METHODS:OBJECTIVE:Reducing pain is one of the main health priorities for children and young people with juvenile idiopathic arthritis (JIA); however, some studies indicate that pain is not routinely assessed in this patient group. The aim of this study was to explore health care professionals' (HCPs) beliefs about the role of pain and the prioritization of its assessment in children and young people with JIA. METHODS:Semi-structured interviews were conducted with HCPs who manage children and young people with JIA in the UK (including consultant and trainee pediatric rheumatologists, nurses, physical therapists, and occupational therapists).
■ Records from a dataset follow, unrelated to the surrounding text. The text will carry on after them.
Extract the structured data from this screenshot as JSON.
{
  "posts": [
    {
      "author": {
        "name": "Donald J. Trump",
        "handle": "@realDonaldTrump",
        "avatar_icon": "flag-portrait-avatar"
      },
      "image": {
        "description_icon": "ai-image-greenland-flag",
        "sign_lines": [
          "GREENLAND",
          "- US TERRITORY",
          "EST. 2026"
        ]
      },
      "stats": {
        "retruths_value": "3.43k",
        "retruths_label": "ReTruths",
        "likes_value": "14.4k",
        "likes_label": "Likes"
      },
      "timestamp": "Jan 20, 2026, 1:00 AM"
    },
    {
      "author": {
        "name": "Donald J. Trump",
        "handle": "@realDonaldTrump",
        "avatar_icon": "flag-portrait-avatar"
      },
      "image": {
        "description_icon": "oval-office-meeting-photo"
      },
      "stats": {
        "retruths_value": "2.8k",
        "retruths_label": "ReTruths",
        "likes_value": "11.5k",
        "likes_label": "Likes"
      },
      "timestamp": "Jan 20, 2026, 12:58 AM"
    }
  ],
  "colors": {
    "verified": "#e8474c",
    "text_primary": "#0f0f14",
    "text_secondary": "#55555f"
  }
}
Data were analyzed qualitatively following a framework analysis approach. RESULTS:Twenty-one HCPs participated. Analyses of the data identified 6 themes, including lack of training and low confidence in pain assessment, reluctance to engage in pain discussions, low prioritization of pain assessment, specific beliefs about the nature of pain in JIA, treatment of pain in JIA, and undervaluing pain reports. Assessment of pain symptoms was regarded as a low priority and some HCPs actively avoided conversations about pain. CONCLUSION:These findings indicate that the assessment of pain in children and young people with JIA may be limited by knowledge, skills, and attitudinal factors. HCPs' accounts of their beliefs about pain in JIA and their low prioritization of pain in clinical practice suggest that a shift in perceptions about pain management may be helpful for professionals managing children and young people with this condition.